Développeur : Namco (Hometek)
Éditeur : Namco
Genre : Action
Par Thezis (22 octobre 2007)

« Un bon petit jeu, voire une série B sans prétention », telle est la réputation que traîne Kill.switch depuis sa parution en 2003. Il avait pourtant suscité de nombreux espoirs lors de son développement, espoirs dus à une sympathique démo distribuée avec Soul Calibur 2 (Namco, 2003) ainsi qu’à une comparaison avec Metal Gear Solid (Konami, 1998) et Splinter Cell (Ubisoft, 2002). Les secrets du marketing étant ce qu’ils sont, la déception devait inévitablement résulter de ce parallèle douteux. Pourtant, la production de Namco dispose de qualités propres et surtout d’un véritable caractère.

Kill.switch possède effectivement très peu de points communs avec les deux ténors de l’infiltration de Konami et d'Ubisoft. Si le jeu de Namco Hometek, la division américaine de Namco, insiste bien sur la nécessité de se couvrir derrière les éléments du décor pour espérer survivre, il ne s’agit pas pour autant de se cacher. Au final, comparer Kill.switch à Metal Gear Solid et à Splinter Cell s’est révélé une erreur (un quiproquo ?) marketing qui s’est retourné contre lui.

Pourtant, Kill.switch possède bien un ancêtre prestigieux, issu de Namco lui-même. Mais n’allons pas trop vite en besogne, présentons la bête elle-même avant d’établir son arbre généalogique.

Futur indéterminé, un soldat d’élite traverse le globe en semant les cadavres pour voler des armes chimiques et déclencher une nouvelle guerre mondiale. Ce combattant, Nick Bishop, n’est qu’un pantin lobotomisé dirigé par un technicien, le « Contrôleur », au travers d’une série d’implants. Mais progressivement, sa vraie personnalité et son passé vont refaire surface à l’aide d’une alliée extérieure, « Duchesse ». Third Person Shooter (TPS, jeu de tir à la troisième personne) à l’image de Max Payne (Remedy, 2001) et de ses innombrables clones, Kill.switch se veut résolument orienté vers l’action. Disposant d’une panoplie explosive (grenades, foule de fusils-mitrailleurs, sniper, mitrailleuse, etc), vous êtes toujours encouragé à transformer les niveaux que vous traversez en tas de ruines.

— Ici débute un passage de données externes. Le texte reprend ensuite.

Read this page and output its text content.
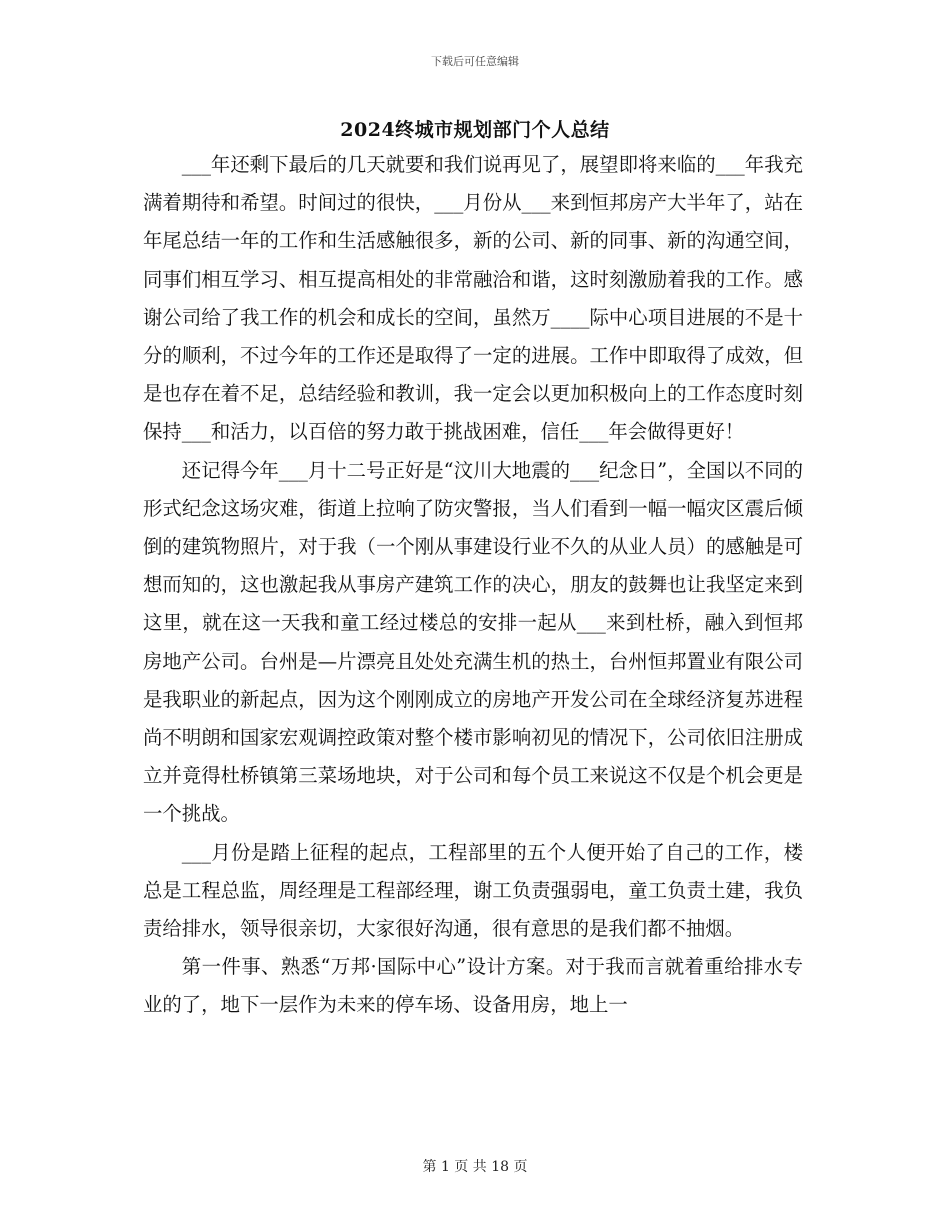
下载后可任意编辑
2024终城市规划部门个人总结

___年还剩下最后的几天就要和我们说再见了，展望即将来临的___年我充满着期待和希望。时间过的很快，___月份从___来到恒邦房产大半年了，站在年尾总结一年的工作和生活感触很多，新的公司、新的同事、新的沟通空间，同事们相互学习、相互提高相处的非常融洽和谐，这时刻激励着我的工作。感谢公司给了我工作的机会和成长的空间，虽然万____际中心项目进展的不是十分的顺利，不过今年的工作还是取得了一定的进展。工作中即取得了成效，但是也存在着不足，总结经验和教训，我一定会以更加积极向上的工作态度时刻保持___和活力，以百倍的努力敢于挑战困难，信任___年会做得更好！

还记得今年___月十二号正好是“汶川大地震的___纪念日”，全国以不同的形式纪念这场灾难，街道上拉响了防灾警报，当人们看到一幅一幅灾区震后倾倒的建筑物照片，对于我（一个刚从事建设行业不久的从业人员）的感触是可想而知的，这也激起我从事房产建筑工作的决心，朋友的鼓舞也让我坚定来到这里，就在这一天我和童工经过楼总的安排一起从___来到杜桥，融入到恒邦房地产公司。台州是—片漂亮且处处充满生机的热土，台州恒邦置业有限公司是我职业的新起点，因为这个刚刚成立的房地产开发公司在全球经济复苏进程尚不明朗和国家宏观调控政策对整个楼市影响初见的情况下，公司依旧注册成立并竟得杜桥镇第三菜场地块，对于公司和每个员工来说这不仅是个机会更是一个挑战。

___月份是踏上征程的起点，工程部里的五个人便开始了自己的工作，楼总是工程总监，周经理是工程部经理，谢工负责强弱电，童工负责土建，我负责给排水，领导很亲切，大家很好沟通，很有意思的是我们都不抽烟。

第一件事、熟悉“万邦·国际中心”设计方案。对于我而言就着重给排水专业的了，地下一层作为未来的停车场、设备用房，地上一

第 1 页 共 18 页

Les deux types de tirs derrière un abri : le tir couvert et le tir aveugle (version console).

Mais, et c’est dans ce « mais » que se loge toute la force de Kill.switch, votre progression doit se faire à couvert, en sautant d’un abri à un autre, en évitant les tirs adverses, en jetant une grenade au jugé pour distraire vos ennemis et les mitrailler ensuite, en tirant en aveugle de votre abri ou en visant penché au coin de votre couverture. Avancer à travers des niveaux en se couvrant derrière des abris pour éviter les tirs ennemis et recharger son arme, tout cela ressemble furieusement à un ancien et fantastique jeu d’arcade, véritable source d’inspiration de Kill.switch plutôt que Metal Gear Solid ou Splinter Cell : vous aurez bien sûr reconnu Time Crisis.

La fameuse borne à pédale munie du pistolet Namco et le début du jeu.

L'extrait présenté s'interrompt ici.